Years ago, Bohan was struck by a light taunt from a friend of his in Tipperary. “Harry, we used always feel superior to ye,” he joked. Bohan asked why, half-expecting the answer. “Because we won All-Irelands and ye didn’t.” Bohan thought about the remark for years. “There was something in that.”
Loughnane’s great feat was to banish those thoughts not just from subsequent Clare hurling dressingrooms but from the sport in general. In a few short years, he permanently transformed the way in which Clare teams were regarded. At their peak, they were feared and admired and unapologetic.
It can be argued that a county of Clare’s hurling pedigree should still be winning more titles – not one Munster title since 1998, despite the left-field All-Ireland title run engineered by Davy Fitzgerald in 2013. And of course there have been rows and grievances, some frivolous and some hurtful, since Loughnane took to media punditry with much the same zeal as he had coached the game, sparing his former players-turned-managers nothing in his assessment.

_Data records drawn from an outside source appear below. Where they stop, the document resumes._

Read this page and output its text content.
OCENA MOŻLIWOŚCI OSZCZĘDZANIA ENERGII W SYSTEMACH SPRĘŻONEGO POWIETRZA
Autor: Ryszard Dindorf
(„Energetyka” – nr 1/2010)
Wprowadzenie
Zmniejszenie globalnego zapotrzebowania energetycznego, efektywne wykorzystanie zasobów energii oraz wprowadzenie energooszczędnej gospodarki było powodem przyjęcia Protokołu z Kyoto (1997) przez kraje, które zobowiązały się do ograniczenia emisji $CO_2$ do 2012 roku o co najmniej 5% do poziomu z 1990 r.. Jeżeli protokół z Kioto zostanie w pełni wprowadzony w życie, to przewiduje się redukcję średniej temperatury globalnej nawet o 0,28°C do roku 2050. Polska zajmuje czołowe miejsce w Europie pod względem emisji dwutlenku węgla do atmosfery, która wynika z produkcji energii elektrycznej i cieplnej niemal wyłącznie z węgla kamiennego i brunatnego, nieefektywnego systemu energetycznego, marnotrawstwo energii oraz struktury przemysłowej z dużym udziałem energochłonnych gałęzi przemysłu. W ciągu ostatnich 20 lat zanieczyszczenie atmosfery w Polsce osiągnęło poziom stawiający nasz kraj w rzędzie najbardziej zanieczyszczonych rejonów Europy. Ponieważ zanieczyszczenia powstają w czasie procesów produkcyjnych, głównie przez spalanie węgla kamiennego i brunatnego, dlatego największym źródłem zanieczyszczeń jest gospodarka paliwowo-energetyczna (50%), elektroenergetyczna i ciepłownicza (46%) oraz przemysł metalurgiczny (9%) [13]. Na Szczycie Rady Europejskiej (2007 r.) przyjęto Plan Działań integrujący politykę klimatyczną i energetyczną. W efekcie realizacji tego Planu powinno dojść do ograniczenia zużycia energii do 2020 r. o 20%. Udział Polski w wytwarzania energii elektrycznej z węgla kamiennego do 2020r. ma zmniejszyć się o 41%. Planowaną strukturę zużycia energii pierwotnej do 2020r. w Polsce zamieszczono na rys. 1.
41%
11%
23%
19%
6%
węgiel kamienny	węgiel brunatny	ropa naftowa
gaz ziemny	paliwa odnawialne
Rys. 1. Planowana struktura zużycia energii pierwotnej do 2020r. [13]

Still, see the scene in Páirc Uí Chaoimh in 1997. Loughnane has alchemised O’Dwyer’s idle thought into Clare’s public obsession. Tipperary – their tormentors, their landlords – had been beaten in the Munster final. Clare would go on to repeat the dose in that September’s All-Ireland final. But this must be the sweetest moment. And Anthony Daly has found the words to echo through the county as well as the microphone.
“Every Clare man, woman and child came to Cork this weekend on a mission. Our mission was to show that we are no longer the whipping boys of Munster.”
Could anyone from Clare have pictured that moment when they rose from their seats with Loughane on that dismal afternoon just four years earlier?
It would have been madness to think so.